The long-awaited promise of telemedicine may finally be realized as a response to Covid-19.
For decades, advocates hailed telemedicine as the way forward to improve access and reduce cost, while maintaining high-quality care. There have been steady gains in investment and growth across the country, and an increasing number of studies suggest that for certain services, namely chronic care management and mental health services, telemedicine may be superior to in-person care. Specifically, studies showed better health outcomes through improved medication adherence, integration of medical tests, and reduced hospital readmissions. However, even with these positive steps, it would be a stretch to claim that telemedicine had transformed the US healthcare system and, in large part, that is because of legal barriers that were in place prior to Covid-19.
In the Fall of 2019, my colleague at the University of Arizona James E. Rogers College of Law, Christopher Robertson, and I identified three major legal barriers in federal and state laws that were inhibiting telemedicine utilization.We reviewed (1) establishment of a healthcare relationship, (2) state licensure laws, and (3) reimbursement. We focused on these areas because of the legal ambiguities or inconsistencies, which varied across the states. Arguably, these variations could hinder telemedicine operators’ ability to leverage resources across state lines for efficient scalability without necessarily improving quality of care. The article is entitled, “Telehealth for an Aging Population: How Can Law Influence Adoption Among Providers, Payors, and Patients?” and is forthcoming in the American Journal of Law & Medicine.
Aging Population
We proposed that the growing aging population would be the driver to achieve greater utilization of telemedicine services largely because of changes with reimbursement under Medicare Advantage (MA). The Center for Medicare and Medicaid Services (CMS) issued a rule that became effective at the start of 2020, which relaxed geographic and originating site requirements to allow reimbursement for telemedicine services received directly in the home, irrespective of whether the MA beneficiary lives in a rural or urban area. In addition, many state Medicaid programs, including Arizona’s AHCCCS, reported plans to expand reimbursement, especially around long-term care services and for home healthcare.

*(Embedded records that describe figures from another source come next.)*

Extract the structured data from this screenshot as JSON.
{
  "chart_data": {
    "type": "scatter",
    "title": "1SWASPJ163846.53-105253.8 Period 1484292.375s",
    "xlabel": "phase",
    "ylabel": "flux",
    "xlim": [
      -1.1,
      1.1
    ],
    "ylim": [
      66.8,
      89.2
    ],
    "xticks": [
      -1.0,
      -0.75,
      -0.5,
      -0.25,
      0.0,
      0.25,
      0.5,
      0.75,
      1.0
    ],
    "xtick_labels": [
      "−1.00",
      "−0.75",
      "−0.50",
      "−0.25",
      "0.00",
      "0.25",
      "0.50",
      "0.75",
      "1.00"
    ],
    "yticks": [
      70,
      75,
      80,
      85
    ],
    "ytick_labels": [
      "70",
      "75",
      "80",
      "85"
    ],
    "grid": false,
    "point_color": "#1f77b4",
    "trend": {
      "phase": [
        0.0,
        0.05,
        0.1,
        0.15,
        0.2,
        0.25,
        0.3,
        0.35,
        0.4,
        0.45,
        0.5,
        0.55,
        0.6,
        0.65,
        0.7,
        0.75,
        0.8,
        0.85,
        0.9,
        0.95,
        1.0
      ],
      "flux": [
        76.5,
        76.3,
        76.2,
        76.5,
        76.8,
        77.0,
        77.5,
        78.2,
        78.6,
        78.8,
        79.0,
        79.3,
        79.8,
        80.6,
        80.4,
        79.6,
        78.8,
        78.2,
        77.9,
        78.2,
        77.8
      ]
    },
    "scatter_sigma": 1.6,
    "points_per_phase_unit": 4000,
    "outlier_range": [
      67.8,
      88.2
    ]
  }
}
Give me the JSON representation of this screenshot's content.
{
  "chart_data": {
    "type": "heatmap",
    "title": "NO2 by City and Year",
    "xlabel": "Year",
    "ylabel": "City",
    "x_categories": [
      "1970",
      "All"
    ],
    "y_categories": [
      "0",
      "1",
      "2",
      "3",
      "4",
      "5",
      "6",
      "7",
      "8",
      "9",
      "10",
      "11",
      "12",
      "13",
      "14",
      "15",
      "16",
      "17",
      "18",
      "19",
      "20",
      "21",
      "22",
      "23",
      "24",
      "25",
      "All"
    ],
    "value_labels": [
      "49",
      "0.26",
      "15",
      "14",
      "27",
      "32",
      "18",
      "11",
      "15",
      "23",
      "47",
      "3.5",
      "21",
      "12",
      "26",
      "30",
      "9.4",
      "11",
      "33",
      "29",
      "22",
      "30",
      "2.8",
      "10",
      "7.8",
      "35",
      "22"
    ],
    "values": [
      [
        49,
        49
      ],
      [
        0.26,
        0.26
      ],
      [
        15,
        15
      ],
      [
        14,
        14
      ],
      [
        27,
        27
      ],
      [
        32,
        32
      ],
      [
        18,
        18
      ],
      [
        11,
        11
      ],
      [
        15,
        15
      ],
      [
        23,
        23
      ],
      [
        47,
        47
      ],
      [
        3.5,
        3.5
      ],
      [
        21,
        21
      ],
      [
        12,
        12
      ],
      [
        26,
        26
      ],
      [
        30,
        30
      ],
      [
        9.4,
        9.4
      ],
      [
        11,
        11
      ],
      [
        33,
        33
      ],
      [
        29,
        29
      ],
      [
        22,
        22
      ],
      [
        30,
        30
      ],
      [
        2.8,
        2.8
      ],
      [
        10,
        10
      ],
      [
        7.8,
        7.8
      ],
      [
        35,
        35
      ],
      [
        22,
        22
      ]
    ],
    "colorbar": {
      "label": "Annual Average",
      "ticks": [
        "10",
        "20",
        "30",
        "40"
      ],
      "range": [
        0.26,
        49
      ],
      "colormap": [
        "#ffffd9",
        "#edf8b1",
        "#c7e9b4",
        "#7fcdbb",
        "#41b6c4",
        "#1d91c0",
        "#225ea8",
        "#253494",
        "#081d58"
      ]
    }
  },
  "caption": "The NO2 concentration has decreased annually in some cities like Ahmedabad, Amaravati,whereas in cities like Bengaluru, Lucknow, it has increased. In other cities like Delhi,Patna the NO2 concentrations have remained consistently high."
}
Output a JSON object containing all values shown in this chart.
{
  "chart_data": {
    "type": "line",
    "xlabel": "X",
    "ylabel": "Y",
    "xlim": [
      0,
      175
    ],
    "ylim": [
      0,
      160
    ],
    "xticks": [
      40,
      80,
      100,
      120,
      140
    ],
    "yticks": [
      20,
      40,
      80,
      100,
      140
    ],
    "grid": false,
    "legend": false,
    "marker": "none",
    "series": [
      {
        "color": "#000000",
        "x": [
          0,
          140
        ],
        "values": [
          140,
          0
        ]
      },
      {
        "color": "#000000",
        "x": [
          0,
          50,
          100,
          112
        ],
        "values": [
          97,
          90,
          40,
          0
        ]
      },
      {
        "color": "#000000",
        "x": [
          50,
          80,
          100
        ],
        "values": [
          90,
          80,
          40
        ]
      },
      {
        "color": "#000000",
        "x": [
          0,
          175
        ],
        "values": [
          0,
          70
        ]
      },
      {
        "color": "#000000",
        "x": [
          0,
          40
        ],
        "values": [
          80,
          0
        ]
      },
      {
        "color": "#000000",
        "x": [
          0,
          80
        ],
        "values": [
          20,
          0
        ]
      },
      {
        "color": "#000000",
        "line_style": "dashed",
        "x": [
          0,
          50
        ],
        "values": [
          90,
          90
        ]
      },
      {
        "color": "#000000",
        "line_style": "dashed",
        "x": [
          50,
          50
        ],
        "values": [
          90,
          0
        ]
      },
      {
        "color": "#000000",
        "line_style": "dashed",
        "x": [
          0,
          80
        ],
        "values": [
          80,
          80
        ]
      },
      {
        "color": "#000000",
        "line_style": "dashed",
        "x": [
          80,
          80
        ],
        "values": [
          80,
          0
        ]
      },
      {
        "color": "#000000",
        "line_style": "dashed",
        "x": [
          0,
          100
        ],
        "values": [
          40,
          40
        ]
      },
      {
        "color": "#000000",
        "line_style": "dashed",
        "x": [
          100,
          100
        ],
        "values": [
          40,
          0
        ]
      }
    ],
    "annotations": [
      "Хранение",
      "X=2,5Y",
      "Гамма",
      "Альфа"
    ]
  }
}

We found that older adults, aged 65 or over, represented a large market that was unfamiliar with telemedicine. A 2018 study found 16-times greater telemedicine utilization among adults aged 24-44 and a 2019 survey reported that while half of older adults would be interested in a telemedicine visit, only four percent had one in the last year. These findings highlight major growth opportunities, particularly given telemedicine’s demonstrated ability to effectively manage chronic conditions, where 80 percent of older adults have at least one chronic condition, and 77 percent have at least two.
We had no idea that COVID-19 would be the watershed event that would bring the long-anticipated discussion of how to expand telemedicine and care for the aging population to the forefront of this pandemic.
Legal Barriers
Our recommendations for a more unified approach to telemedicine regulation incorporates core bioethics principles of doctor-patient relationship, competence, patient autonomy, as well as population-wide questions of resource allocation and access. In the time of Covid-19, many lawmakers have embraced some of these principles and allow greater flexibility.
Specifically, in how a healthcare relationship may be established outside of a “hands on” visit (see e.g., Maryland’s Governor amended an order to allow formation of a provider-patient relationship to include audio-only calls). In addition, many states relaxed licensure laws and reimbursement under CMS has expanded to include all Medicare beneficiaries (approx. 56 million people). Section 3701 of the CARES Act went even further to encourage telemedicine use by removing cost-sharing exposure under Medicare for any telemedicine services, irrespective if related to COVID-19.
Conclusion
The threat that Covid-19 poses to the elderly population and a resource-strained healthcare system greatly outweighs some of the former legal barriers to telemedicine expansion. The new economies of scale that have now undoubtedly been achieved have the opportunity to bring the telemedicine promise of - greater access, improved health outcomes, and lower costs – and would benefit from using core bioethics principles as a guide in this new era of virtual care.